Upper Cretaceous Siliciclastic Depositional Sequences and Their Relationship to Potential Aquifers and Confining Units, Examples from the North Carolina Coastal Plain

Siliciclastic sediments in a 323 m Craven County core provide a record of Cenomanian-Maastrichtian base-level lowering. Through application of wireline log analysis, facies analysis, process sedimentology, and hydraulic head, sequences are identified. ⁸⁷Sr/⁸⁶Sr dates and calcareous nannofossil zonation provide a time framework for sequences and help establish correlation to the regional stratigraphic framework.

Cretaceous sequences vary from fluvial to marginal marine to exclusively marine. In marine sequences, the transgressive systems tract (TST) overlies sequence boundaries characterized by: 1) erosional features, 2)weathering profiles, 3) or faunal and floral gaps. In the middle to outer shelf, the TST consists of fine to coarse, retrogradational, fairly well-sorted, thin siliciclastic sand that is commonly glauconitic. TST parasequences are thin (3 m) and each younger parasequence contains finer sand.

The overlying highstand systems tract (HST) represents a series of aggradational and progradational parasequences that first thicken and then thin upward as accommodation moves laterally. Coarser sediments at the top of the HST usually have better porosity and permeability than sediments in the early, more aggradational part of the HST. Gamma-ray log analysis demonstrates that parasequences in the lower HST have greater clay content that gradually diminishes upward in the late HST. Condensed sections usually exhibit the highest gamma ray response within the sequence and are confining units.

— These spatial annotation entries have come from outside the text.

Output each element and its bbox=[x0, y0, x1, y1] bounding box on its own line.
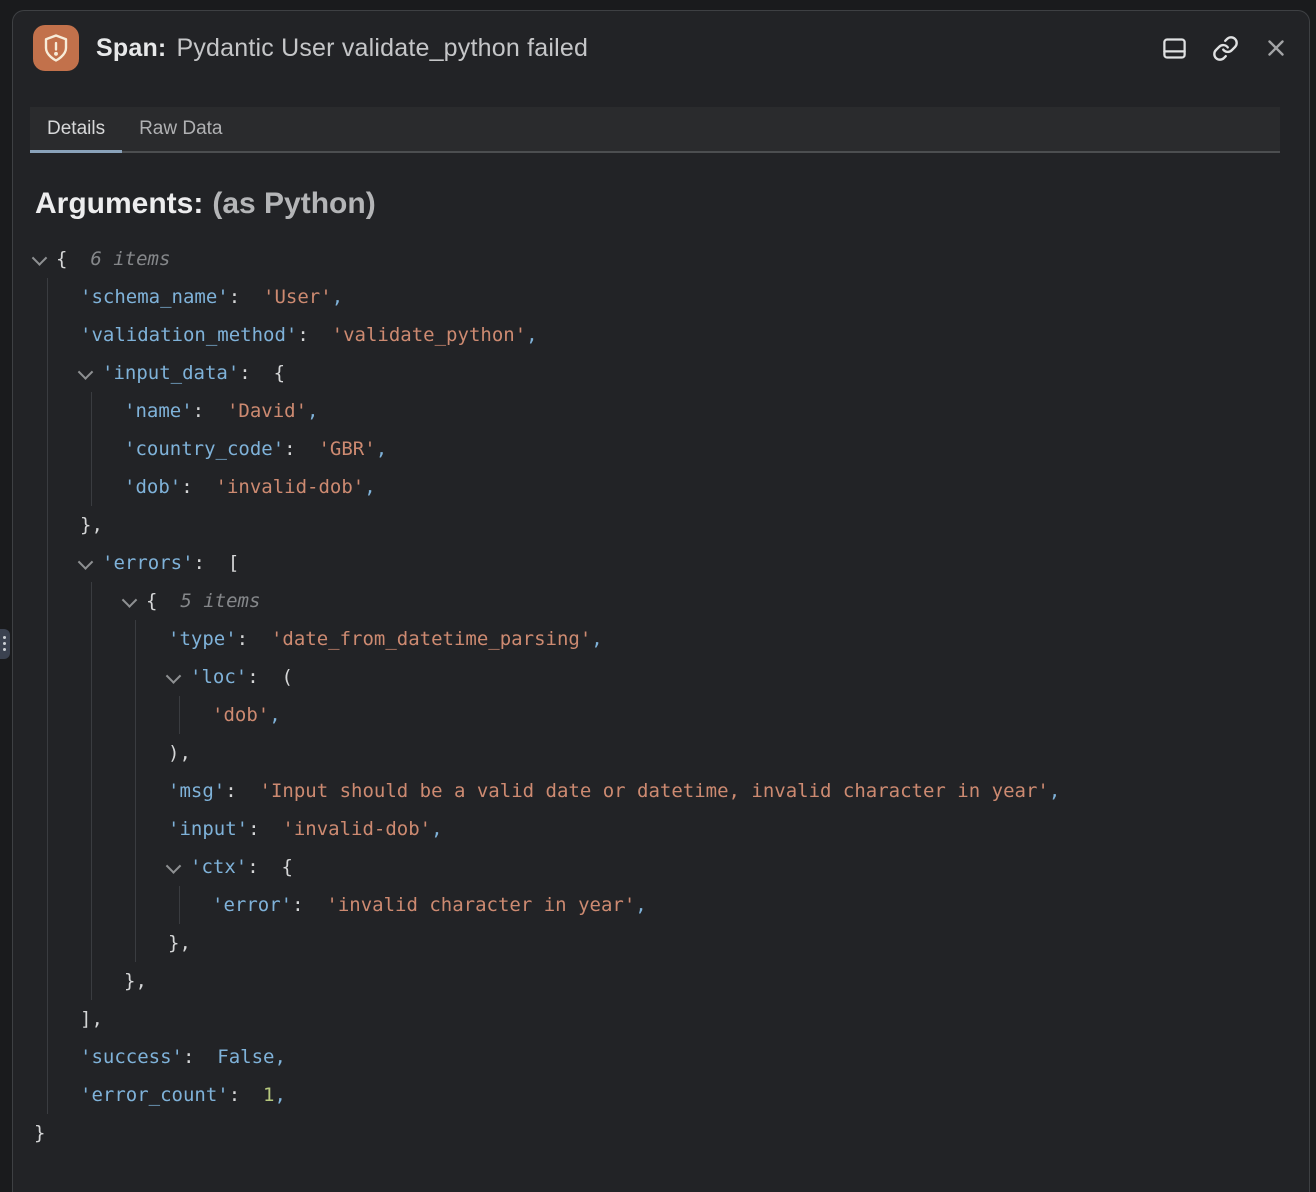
panel-title: Span: Pydantic User validate_python fail… bbox=[96, 11, 588, 85]
tree-line: 'validation_method': 'validate_python', bbox=[13, 316, 1309, 354]
tree-line: }, bbox=[13, 924, 1309, 962]
panel-bottom-icon bbox=[1161, 35, 1188, 62]
tree-line: 'error_count': 1, bbox=[13, 1076, 1309, 1114]
tree-line: 'country_code': 'GBR', bbox=[13, 430, 1309, 468]
header-actions bbox=[1159, 11, 1291, 85]
tree-line: 'errors': [ bbox=[13, 544, 1309, 582]
tree-line: 'msg': 'Input should be a valid date or … bbox=[13, 772, 1309, 810]
shield-alert-icon bbox=[33, 25, 79, 71]
close-button[interactable] bbox=[1261, 33, 1291, 63]
tree-line: 'schema_name': 'User', bbox=[13, 278, 1309, 316]
link-icon bbox=[1212, 35, 1239, 62]
tree-line: 'dob': 'invalid-dob', bbox=[13, 468, 1309, 506]
tree-line: 'success': False, bbox=[13, 1038, 1309, 1076]
collapse-chevron-icon[interactable] bbox=[80, 365, 102, 381]
arguments-heading-bold: Arguments: bbox=[35, 187, 203, 220]
collapse-chevron-icon[interactable] bbox=[34, 251, 56, 267]
tree-line: }, bbox=[13, 506, 1309, 544]
collapse-chevron-icon[interactable] bbox=[168, 669, 190, 685]
tree-line: 'name': 'David', bbox=[13, 392, 1309, 430]
tree-line: ), bbox=[13, 734, 1309, 772]
collapse-chevron-icon[interactable] bbox=[80, 555, 102, 571]
tab-details-label: Details bbox=[47, 118, 105, 140]
arguments-heading: Arguments: (as Python) bbox=[35, 187, 376, 221]
arguments-json-tree: { 6 items'schema_name': 'User','validati… bbox=[13, 240, 1309, 1152]
collapse-chevron-icon[interactable] bbox=[168, 859, 190, 875]
panel-header: Span: Pydantic User validate_python fail… bbox=[13, 11, 1309, 107]
tree-line: 'loc': ( bbox=[13, 658, 1309, 696]
tab-raw-data[interactable]: Raw Data bbox=[122, 107, 239, 151]
tree-line: 'dob', bbox=[13, 696, 1309, 734]
tree-line: 'input_data': { bbox=[13, 354, 1309, 392]
tree-line: 'input': 'invalid-dob', bbox=[13, 810, 1309, 848]
arguments-heading-light: (as Python) bbox=[212, 187, 375, 220]
copy-link-button[interactable] bbox=[1210, 33, 1240, 63]
tab-raw-data-label: Raw Data bbox=[139, 118, 222, 140]
tree-line: }, bbox=[13, 962, 1309, 1000]
span-kind-label: Span: bbox=[96, 34, 166, 63]
close-icon bbox=[1263, 35, 1289, 61]
tree-line: } bbox=[13, 1114, 1309, 1152]
tree-line: 'error': 'invalid character in year', bbox=[13, 886, 1309, 924]
panel-resize-handle[interactable] bbox=[0, 629, 10, 659]
tabbar: Details Raw Data bbox=[30, 107, 1280, 153]
tree-line: 'ctx': { bbox=[13, 848, 1309, 886]
tree-line: { 5 items bbox=[13, 582, 1309, 620]
tree-line: 'type': 'date_from_datetime_parsing', bbox=[13, 620, 1309, 658]
tab-details[interactable]: Details bbox=[30, 107, 122, 151]
span-title-text: Pydantic User validate_python failed bbox=[176, 34, 588, 63]
tree-line: { 6 items bbox=[13, 240, 1309, 278]
tree-line: ], bbox=[13, 1000, 1309, 1038]
span-detail-panel: Span: Pydantic User validate_python fail… bbox=[12, 10, 1310, 1192]
dock-panel-button[interactable] bbox=[1159, 33, 1189, 63]
collapse-chevron-icon[interactable] bbox=[124, 593, 146, 609]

Resistivity measurements through a complete marine depositional sequence indicate that suitable aquifer zones are contained within the thinner TST and the upper parts of the thicker HST. In some cases, hydraulic connectivity exists between the HST of an older sequence and the overlying TST of a younger sequence. In sequences where fluvial, fluvial-lacustrine, and deltaic sediments are common, the lower siliciclastic channel sands and distributary mouth bar complexes have the greatest porosity. The gamma-ray log indicates that these sands have little clay and are suitable aquifers.